RBI Increases Equity Investment Limit for NRIs and OCIs

Mumbai, June 5: The Governor of the Reserve Bank of India (RBI), Sanjay Malhotra, announced on Friday that the investment limit for Non-Resident Indians (NRIs) and Overseas Citizens of India (OCIs) in equity instruments traded in the stock market will be increased without the need for Securities and Exchange Board of India (SEBI) registration.

In his address following the Monetary Policy Committee (MPC) meeting, he stated that this facility will now also be available to all individual foreign resident persons (PROIs), similar to NRIs and OCIs.

Malhotra mentioned that to encourage external commercial borrowing (ECB) by public sector undertakings (PSUs), a concessional foreign exchange swap facility will be available until September 30, 2026. Additionally, authorized dealer (AD) banks will also be given the same facility to bear the full hedging cost for raising new Foreign Currency Non-Resident (FCNR(B)) deposits for a period of 3 to 5 years until September 30, 2026.

To attract foreign capital, the RBI has decided to expand the scope of “specified securities” under the Fully Accessible Route (FAR) for government securities. This will include all new government securities (G-secs) with maturities of 15, 30, and 40 years.

Malhotra announced that the limits on short-term investments, investment concentration, and individual securities for Foreign Portfolio Investors (FPIs) under the General Route will also be removed.

He stated that these measures, along with the tax benefits announced by the government earlier on Friday, will help attract foreign capital for government borrowing.
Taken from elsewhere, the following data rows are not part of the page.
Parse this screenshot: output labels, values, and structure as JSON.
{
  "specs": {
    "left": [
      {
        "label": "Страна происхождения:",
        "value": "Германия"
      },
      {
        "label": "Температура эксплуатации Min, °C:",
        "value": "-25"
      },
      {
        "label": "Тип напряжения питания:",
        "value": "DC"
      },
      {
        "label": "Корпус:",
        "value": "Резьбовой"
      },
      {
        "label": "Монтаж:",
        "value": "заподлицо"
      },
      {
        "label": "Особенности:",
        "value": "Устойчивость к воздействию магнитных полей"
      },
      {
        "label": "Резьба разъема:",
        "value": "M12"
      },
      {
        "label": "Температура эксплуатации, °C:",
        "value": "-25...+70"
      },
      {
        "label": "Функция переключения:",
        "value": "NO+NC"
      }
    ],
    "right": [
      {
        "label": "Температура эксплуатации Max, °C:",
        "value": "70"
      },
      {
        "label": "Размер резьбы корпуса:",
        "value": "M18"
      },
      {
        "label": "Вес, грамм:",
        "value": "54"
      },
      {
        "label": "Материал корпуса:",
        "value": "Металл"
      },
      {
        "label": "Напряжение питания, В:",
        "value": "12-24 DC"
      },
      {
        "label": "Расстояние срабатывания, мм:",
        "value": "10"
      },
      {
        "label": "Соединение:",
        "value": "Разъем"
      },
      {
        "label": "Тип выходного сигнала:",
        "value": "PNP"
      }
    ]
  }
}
The RBI Governor proposed extending the deadline for receiving export earnings to nine months. He expressed hope that these measures would strengthen the country’s balance of payments. He also emphasized the commitment to continue making necessary policy changes to promote exports and attract capital flows.

Sanjay Malhotra clarified that there has been no change in India’s exchange rate policy. He stated, “We do not target any specific exchange rate or its range. The exchange rate is allowed to be determined by market forces.”
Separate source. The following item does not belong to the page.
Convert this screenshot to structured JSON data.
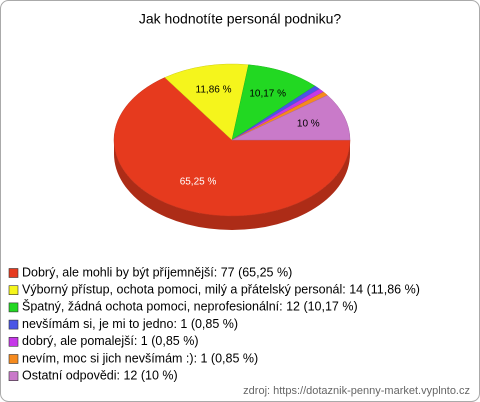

However, he acknowledged that increased uncertainty can sometimes lead to market fluctuations that do not align with economic fundamentals and can impact economic activities.

The RBI Governor noted that while the central bank does not aim to prevent natural market adjustments, necessary steps will be taken to manage excessive volatility and disorderly market activities. He emphasized that the RBI will remain vigilant in maintaining stability in financial markets and preventing unnecessary fluctuations.